Rising Storm Game of the Year Edition é um FPS multiplayer ambientado nas campanhas do Pacífico durante a Segunda Guerra Mundial. Os jogadores participam de combates online em larga escala entre as forças americanas e as tropas imperiais japonesas, em mapas baseados em confrontos históricos entre 1942 e 1945.
Gameplay
O foco principal está no combate realista de infantaria, com ênfase em balística, penetração de balas em coberturas, apoio da arma, mira ajustável e mecânicas de respiração que influenciam a pontaria. Cada soldado carrega armamentos fiéis à época, e o jogo simula efeitos de supressão capazes de imobilizar oponentes ou forçá-los a se proteger. O moral também afeta o combate: fogo sustentado ou avanços agressivos podem prejudicar a precisão e a movimentação inimiga.
Os soldados americanos contam com rifles semiautomáticos, armas automáticas e lança-chamas para obter superioridade de fogo à distância. As tropas japonesas respondem com morteiros de joelho para apoio indireto, granadas armadilhadas e uso frequente de baionetas em rifles, metralhadoras e submetralhadoras. Cargas banzai permitem que os jogadores japoneses suprimam os defensores enquanto se aproximam para combate corpo a corpo com baionetas e katanas.
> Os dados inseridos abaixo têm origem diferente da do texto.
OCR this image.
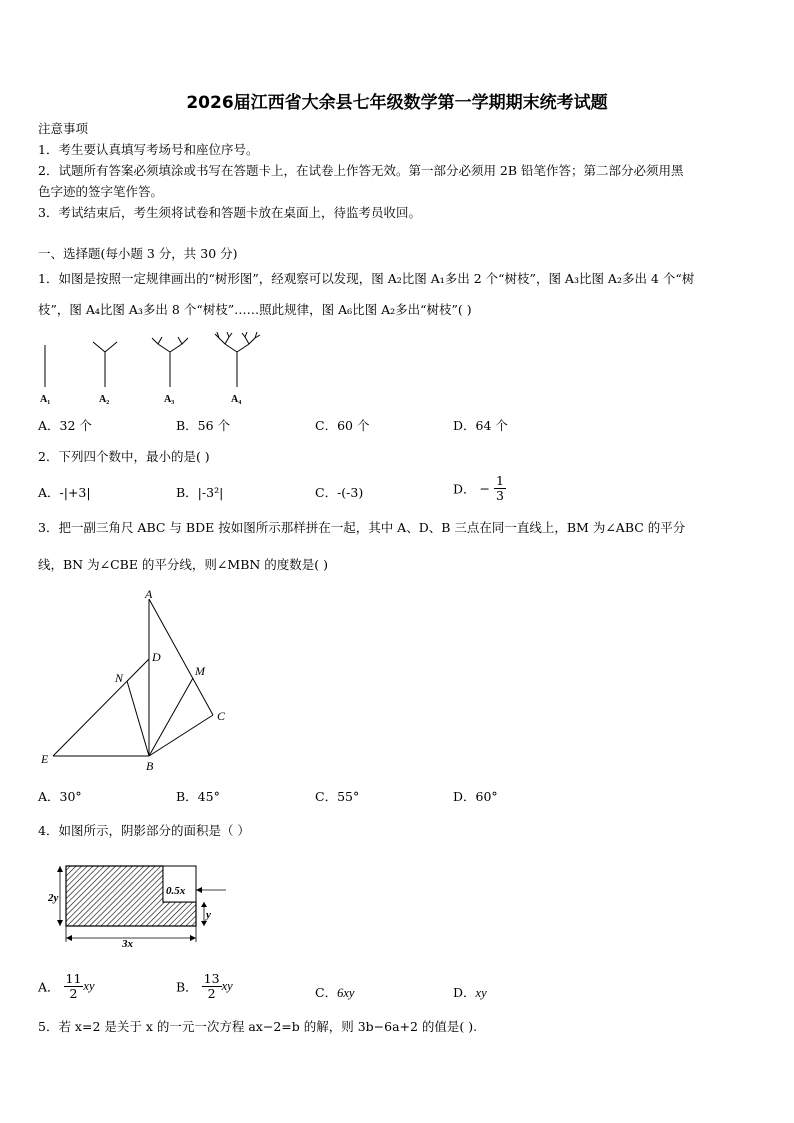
2026届江西省大余县七年级数学第一学期期末统考试题
注意事项
1．考生要认真填写考场号和座位序号。
2．试题所有答案必须填涂或书写在答题卡上，在试卷上作答无效。第一部分必须用 2B 铅笔作答；第二部分必须用黑
色字迹的签字笔作答。
3．考试结束后，考生须将试卷和答题卡放在桌面上，待监考员收回。
一、选择题(每小题 3 分，共 30 分)
1．如图是按照一定规律画出的“树形图”，经观察可以发现，图 A₂比图 A₁多出 2 个“树枝”，图 A₃比图 A₂多出 4 个“树
枝”，图 A₄比图 A₃多出 8 个“树枝”……照此规律，图 A₆比图 A₂多出“树枝”( )
A₁	A₂	A₃	A₄
A．32 个	B．56 个	C．60 个	D．64 个
2．下列四个数中，最小的是( )
A．-|+3|	B．|-3²|	C．-(-3)	D． − $\frac{1}{3}$
3．把一副三角尺 ABC 与 BDE 按如图所示那样拼在一起，其中 A、D、B 三点在同一直线上，BM 为∠ABC 的平分
线，BN 为∠CBE 的平分线，则∠MBN 的度数是( )
A
D
N	M
C
E	B
A．30°	B．45°	C．55°	D．60°
4．如图所示，阴影部分的面积是（ ）
2y
0.5x
y
3x
A． $\frac{11}{2}$ xy	B． $\frac{13}{2}$ xy	C．6xy	D．xy
5．若 x=2 是关于 x 的一元一次方程 ax−2=b 的解，则 3b−6a+2 的值是( ).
Ambos os lados enfrentam servidores com até 64 jogadores, em mapas que incluem desembarques em praias, selva e operações noturnas em locais como Guadalcanal, Iwo Jima e Saipan.
Modos de Jogo
Três modos principais estruturam a experiência multiplayer. Em Territory, as equipes precisam capturar e manter objetivos sequenciais pelo mapa, com os atacantes avançando e os defensores reposicionando-se após cada perda. Countdown funciona como uma rodada de eliminação em vida única, em que uma equipe ataca e a outra defende, invertendo papéis a cada rodada. Firefight é uma variação de mata-mata em equipe, onde o primeiro lado a atingir um número definido de baixas ou a manter a maior pontuação ao final da rodada vence.
Uma campanha multiplayer maior conecta várias partidas em um mapa de teatro de operações, permitindo que a equipe vencedora vote no próximo território e mapa enquanto acompanha o progresso geral. Todos os modos oferecem o conjunto completo de armas históricas e habilidades assimétricas, sem kits espelhados entre as facções.
Facções e Mecânicas
O lado americano conta com unidades do Exército dos EUA e do Corpo de Fuzileiros Navais, equipadas com rifles de tiro rápido e armas pesadas de apoio. As forças japonesas incluem unidades do exército e do desembarque naval especial, que priorizam a ferocidade em curtas distâncias e táticas improvisadas. A progressão persistente do soldado registra patente, desbloqueios e estatísticas entre sessões, enquanto um SDK completo de modding e integração com a Steam Workshop permitem que a comunidade crie mapas e modificações para expandir o conteúdo disponível.
Cada partida inclui o elenco completo de multiplayer de Red Orchestra 2 como bônus integrado, permitindo alternar entre batalhas do Pacífico e da Frente Oriental pelo mesmo navegador de servidores.
Vale a Pena Jogar?
Anos após o lançamento, o jogo mantém uma base de jogadores pequena, porém ativa, com números simultâneos geralmente na casa das centenas baixas nos servidores combinados. As avaliações em plataformas especializadas destacam positivamente a autenticidade no manuseio das armas e o design assimétrico que o diferencia dos shooters tradicionais de Segunda Guerra. É indicado para quem prefere combates multiplayer deliberados e voltados para o trabalho em equipe, em vez de ação arcade acelerada, e valoriza precisão histórica nos armamentos e na concepção dos mapas.
Quem busca servidores sempre cheios pode enfrentar variações conforme o horário, mas o conteúdo incluído de Red Orchestra 2 e o suporte a mods aumentam a rejogabilidade para os mais dedicados. A experiência recompensa o domínio de supressão realista, posicionamento e táticas específicas de cada facção, mais do que reflexos rápidos.